Auch Andrij Danylko darf für die kommenden 50 Jahre nicht nach Russland einreisen, weil er den Überfall auf die Ukraine kritisierte. Er hatte in seiner Rolle als Kunstfigur Verka Serduchka den Abschuss des russischen Lenkwaffenkreuzers "Moskwa" gefeiert, indem er ein Bild postete, auf dem Verka eine Rakete vom Typ "Neptun" reitet, mit der die "Moskwa" nach ukrainischen Angaben abgeschossen worden war.

Danylko ist ein Star in der Ukraine und Russland: Er ist Comedian, Schauspieler und Sänger. Im Westen kennt man ihn vor allem in seiner Rolle als Verka Serduchka - die Kunstfigur einer Dame mittleren Alters.

Verka Serduchka nahm 2007 am Eurovision Song Contest in Helsinki teil.
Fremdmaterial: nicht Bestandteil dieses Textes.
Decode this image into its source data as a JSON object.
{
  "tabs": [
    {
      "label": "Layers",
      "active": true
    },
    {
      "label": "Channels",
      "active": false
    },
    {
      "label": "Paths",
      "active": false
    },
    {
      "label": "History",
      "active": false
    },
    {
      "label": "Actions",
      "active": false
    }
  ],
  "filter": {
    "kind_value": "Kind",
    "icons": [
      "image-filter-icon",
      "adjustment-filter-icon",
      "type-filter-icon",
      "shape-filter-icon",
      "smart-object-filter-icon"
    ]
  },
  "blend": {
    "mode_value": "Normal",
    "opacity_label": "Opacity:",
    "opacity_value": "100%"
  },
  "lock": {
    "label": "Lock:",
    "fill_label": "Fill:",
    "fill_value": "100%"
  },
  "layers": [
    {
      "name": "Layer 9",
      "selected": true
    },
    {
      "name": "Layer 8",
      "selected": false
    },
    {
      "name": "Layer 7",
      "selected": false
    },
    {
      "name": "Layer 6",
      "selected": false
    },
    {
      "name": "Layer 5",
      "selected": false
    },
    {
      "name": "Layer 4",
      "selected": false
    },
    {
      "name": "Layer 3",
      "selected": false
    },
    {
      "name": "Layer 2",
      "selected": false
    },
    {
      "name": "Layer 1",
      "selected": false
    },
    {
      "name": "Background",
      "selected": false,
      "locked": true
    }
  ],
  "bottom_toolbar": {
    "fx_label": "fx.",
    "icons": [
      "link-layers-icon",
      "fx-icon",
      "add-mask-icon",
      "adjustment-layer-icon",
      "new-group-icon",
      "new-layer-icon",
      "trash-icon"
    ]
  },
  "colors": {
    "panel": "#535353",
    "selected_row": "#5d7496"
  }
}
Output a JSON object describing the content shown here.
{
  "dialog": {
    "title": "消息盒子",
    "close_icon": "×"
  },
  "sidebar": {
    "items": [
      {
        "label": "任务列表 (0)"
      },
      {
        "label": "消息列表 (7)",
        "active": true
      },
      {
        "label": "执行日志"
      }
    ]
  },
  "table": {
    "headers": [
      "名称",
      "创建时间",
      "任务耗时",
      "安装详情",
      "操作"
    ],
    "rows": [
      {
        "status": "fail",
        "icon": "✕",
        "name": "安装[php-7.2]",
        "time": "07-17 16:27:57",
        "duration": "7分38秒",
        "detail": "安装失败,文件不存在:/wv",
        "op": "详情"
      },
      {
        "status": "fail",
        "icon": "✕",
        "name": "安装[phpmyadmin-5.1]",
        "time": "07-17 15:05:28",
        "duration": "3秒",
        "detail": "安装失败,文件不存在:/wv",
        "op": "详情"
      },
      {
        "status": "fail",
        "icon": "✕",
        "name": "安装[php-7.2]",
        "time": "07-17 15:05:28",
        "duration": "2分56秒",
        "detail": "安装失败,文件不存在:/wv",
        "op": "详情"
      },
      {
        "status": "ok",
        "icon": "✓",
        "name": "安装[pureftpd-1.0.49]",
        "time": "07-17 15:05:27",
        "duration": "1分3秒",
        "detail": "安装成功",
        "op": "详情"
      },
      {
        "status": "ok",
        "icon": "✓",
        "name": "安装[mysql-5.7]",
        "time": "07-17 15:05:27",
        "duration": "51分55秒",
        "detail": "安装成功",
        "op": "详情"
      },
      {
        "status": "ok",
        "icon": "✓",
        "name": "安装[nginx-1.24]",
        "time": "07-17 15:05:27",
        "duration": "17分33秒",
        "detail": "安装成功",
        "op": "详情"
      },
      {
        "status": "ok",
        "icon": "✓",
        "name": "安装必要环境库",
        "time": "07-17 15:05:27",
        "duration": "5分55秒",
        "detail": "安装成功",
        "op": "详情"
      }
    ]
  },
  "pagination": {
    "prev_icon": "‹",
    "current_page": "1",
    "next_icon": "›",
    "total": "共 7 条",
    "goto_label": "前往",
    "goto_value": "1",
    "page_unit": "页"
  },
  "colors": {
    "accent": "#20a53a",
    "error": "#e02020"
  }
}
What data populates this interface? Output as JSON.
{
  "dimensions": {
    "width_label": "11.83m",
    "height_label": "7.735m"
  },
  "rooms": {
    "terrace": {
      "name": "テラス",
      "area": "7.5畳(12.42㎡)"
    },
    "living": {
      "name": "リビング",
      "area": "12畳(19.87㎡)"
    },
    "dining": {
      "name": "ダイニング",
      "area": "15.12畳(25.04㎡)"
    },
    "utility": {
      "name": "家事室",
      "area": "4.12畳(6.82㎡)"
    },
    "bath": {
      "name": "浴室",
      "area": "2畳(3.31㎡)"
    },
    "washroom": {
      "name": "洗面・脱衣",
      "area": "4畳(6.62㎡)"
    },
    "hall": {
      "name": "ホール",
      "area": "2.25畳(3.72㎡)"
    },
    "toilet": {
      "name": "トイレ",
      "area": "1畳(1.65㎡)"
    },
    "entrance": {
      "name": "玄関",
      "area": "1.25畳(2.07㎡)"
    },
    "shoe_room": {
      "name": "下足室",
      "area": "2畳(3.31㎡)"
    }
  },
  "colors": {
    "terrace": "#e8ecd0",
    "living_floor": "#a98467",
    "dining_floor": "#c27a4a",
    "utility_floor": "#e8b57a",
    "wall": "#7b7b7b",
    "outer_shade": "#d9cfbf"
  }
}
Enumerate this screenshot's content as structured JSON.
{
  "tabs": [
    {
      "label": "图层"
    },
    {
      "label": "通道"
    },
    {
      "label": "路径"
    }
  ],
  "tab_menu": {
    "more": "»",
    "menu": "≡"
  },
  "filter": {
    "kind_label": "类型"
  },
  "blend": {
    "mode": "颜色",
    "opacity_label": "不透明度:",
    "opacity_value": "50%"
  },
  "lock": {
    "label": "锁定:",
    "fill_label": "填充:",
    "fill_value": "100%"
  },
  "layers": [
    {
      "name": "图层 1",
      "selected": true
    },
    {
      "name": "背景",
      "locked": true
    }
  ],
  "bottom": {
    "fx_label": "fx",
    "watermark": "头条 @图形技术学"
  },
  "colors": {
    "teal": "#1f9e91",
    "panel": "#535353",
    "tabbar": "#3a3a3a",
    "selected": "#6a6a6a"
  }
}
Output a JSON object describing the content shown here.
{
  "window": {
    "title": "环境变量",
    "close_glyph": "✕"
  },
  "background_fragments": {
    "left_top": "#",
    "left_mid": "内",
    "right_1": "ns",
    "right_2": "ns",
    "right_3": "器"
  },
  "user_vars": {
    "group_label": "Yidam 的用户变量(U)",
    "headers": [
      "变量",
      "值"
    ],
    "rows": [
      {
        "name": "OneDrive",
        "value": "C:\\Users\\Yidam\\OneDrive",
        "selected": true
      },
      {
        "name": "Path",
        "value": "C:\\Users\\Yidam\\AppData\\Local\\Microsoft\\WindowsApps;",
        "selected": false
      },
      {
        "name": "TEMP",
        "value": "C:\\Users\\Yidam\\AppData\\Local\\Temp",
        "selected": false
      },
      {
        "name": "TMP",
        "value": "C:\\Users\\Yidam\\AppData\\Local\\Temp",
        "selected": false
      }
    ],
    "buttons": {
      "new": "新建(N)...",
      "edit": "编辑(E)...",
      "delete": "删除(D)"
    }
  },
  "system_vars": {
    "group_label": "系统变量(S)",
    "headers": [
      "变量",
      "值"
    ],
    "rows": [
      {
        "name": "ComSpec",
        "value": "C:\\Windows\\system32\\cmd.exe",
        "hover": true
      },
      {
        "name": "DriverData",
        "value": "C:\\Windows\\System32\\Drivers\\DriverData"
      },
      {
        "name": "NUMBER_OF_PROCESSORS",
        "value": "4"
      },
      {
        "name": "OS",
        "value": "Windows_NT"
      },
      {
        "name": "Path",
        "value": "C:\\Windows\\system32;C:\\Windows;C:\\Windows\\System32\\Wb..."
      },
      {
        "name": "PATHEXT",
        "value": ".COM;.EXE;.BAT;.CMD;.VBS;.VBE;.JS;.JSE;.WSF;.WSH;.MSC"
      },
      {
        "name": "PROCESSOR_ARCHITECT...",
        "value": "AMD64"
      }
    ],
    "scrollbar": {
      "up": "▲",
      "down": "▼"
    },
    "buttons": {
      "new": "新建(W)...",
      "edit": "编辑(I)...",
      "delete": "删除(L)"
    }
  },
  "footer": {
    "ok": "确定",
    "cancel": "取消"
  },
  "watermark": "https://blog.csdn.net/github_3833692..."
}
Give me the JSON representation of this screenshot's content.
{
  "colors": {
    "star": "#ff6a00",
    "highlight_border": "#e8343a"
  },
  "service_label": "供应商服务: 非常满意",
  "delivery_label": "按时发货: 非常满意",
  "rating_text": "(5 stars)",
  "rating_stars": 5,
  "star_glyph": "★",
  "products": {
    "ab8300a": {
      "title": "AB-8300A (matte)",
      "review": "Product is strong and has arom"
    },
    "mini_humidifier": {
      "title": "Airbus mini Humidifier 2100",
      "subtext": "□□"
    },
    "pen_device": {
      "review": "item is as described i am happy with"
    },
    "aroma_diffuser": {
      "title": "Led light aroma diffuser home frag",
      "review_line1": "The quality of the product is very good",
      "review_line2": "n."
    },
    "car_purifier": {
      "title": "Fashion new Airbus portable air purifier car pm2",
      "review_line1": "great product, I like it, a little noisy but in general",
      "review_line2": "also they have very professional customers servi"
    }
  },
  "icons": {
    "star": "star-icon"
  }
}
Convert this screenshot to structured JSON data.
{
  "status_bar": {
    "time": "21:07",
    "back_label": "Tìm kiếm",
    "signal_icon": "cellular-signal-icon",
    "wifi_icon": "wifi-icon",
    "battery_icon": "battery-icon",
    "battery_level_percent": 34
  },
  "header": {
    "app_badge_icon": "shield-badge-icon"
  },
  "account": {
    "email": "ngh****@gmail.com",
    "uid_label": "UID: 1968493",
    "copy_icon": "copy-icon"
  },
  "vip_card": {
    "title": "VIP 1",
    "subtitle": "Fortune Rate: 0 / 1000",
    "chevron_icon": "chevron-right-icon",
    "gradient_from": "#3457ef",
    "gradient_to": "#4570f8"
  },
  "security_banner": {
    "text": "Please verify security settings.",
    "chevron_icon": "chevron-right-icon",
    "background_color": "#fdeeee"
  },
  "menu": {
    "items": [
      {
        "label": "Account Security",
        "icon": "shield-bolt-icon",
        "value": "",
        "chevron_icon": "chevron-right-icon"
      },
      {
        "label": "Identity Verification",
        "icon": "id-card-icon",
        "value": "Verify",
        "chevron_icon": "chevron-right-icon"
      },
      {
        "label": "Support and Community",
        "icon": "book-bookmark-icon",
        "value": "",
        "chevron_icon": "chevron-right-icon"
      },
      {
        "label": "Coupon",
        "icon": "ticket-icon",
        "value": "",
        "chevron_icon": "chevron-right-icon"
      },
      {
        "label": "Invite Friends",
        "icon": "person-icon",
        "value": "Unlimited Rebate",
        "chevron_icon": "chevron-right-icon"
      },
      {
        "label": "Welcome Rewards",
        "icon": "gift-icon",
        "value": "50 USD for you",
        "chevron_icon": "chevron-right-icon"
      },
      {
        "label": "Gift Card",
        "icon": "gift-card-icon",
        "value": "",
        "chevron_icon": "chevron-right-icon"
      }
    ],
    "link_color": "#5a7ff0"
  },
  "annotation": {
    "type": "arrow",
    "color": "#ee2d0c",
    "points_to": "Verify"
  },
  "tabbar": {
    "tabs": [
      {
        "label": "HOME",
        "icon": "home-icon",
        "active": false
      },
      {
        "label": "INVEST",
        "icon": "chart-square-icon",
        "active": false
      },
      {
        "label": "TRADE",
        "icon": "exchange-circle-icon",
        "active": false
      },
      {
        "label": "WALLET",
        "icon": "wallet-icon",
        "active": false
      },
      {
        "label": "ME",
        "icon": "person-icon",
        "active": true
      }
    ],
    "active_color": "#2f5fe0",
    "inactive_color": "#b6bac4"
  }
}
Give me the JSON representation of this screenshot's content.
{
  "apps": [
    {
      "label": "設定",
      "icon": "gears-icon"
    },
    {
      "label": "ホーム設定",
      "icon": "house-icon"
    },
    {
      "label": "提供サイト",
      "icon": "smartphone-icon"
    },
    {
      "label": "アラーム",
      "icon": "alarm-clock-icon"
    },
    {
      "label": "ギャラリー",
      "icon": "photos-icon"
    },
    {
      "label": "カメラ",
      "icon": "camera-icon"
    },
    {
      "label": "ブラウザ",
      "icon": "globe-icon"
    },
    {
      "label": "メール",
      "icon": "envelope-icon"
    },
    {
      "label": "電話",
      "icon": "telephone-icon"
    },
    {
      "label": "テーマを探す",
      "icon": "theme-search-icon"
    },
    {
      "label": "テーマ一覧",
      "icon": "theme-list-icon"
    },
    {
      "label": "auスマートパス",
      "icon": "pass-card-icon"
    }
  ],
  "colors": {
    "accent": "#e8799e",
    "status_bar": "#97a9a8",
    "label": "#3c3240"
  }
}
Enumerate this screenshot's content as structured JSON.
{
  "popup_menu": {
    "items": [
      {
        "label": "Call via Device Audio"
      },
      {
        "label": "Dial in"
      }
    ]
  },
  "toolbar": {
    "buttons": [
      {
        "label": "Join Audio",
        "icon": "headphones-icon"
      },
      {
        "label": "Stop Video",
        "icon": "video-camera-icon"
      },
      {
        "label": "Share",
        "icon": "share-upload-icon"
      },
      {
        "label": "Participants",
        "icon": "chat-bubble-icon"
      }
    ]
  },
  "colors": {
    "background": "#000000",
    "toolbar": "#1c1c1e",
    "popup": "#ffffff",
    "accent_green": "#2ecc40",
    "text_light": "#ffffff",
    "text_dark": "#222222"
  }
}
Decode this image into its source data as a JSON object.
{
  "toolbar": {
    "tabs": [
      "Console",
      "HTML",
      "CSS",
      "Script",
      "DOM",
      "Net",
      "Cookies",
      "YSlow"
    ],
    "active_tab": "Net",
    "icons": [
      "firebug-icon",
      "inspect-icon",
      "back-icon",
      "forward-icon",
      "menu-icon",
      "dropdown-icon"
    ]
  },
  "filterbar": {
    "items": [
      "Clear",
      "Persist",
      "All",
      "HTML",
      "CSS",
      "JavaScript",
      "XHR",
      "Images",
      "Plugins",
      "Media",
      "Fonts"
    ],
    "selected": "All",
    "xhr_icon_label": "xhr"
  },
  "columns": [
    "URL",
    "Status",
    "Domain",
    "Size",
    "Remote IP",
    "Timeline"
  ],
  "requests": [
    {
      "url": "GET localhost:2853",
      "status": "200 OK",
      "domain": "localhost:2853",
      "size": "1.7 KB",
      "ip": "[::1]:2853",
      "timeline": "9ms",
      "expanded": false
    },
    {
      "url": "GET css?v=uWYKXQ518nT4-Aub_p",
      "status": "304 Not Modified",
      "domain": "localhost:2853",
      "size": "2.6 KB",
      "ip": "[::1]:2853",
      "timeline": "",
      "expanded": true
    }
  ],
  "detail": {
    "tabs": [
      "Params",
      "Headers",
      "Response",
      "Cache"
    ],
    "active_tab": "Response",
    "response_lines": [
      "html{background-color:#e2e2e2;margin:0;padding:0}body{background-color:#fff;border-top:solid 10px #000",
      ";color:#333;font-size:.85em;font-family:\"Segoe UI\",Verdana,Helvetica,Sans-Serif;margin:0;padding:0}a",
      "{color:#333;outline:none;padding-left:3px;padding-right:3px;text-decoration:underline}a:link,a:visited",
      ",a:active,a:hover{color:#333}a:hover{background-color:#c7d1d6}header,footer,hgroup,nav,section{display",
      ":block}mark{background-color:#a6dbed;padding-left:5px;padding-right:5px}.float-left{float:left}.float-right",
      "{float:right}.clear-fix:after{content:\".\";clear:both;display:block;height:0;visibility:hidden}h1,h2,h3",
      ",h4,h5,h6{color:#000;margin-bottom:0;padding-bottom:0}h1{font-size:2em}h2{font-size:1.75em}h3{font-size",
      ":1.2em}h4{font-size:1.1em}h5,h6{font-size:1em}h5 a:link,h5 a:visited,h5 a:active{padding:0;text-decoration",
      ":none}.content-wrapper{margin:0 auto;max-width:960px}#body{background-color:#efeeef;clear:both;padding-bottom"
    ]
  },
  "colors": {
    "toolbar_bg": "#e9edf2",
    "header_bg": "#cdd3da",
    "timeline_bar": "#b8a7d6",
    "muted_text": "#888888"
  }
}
Sie holte mit dem Song "Dancing Lasha Tumbai" nicht nur den zweiten Platz, sondern erhielt auch den Ehrentitel "Miss Eurovision 2007". Der Auftritt löste damals gleich mehrere Kontroversen aus: Ein Abgeordneter der prorussischen Partei der Regionen nannte ihn eine "Schande". Der gesungene Titel des Lieds klingt zudem so ähnlich wie "Russland auf Wiedersehen", was in Russland als Unterstützung der ukrainischen Revolution in Orange von 2004 gewertet wurde und entsprechende Empörung auslöste.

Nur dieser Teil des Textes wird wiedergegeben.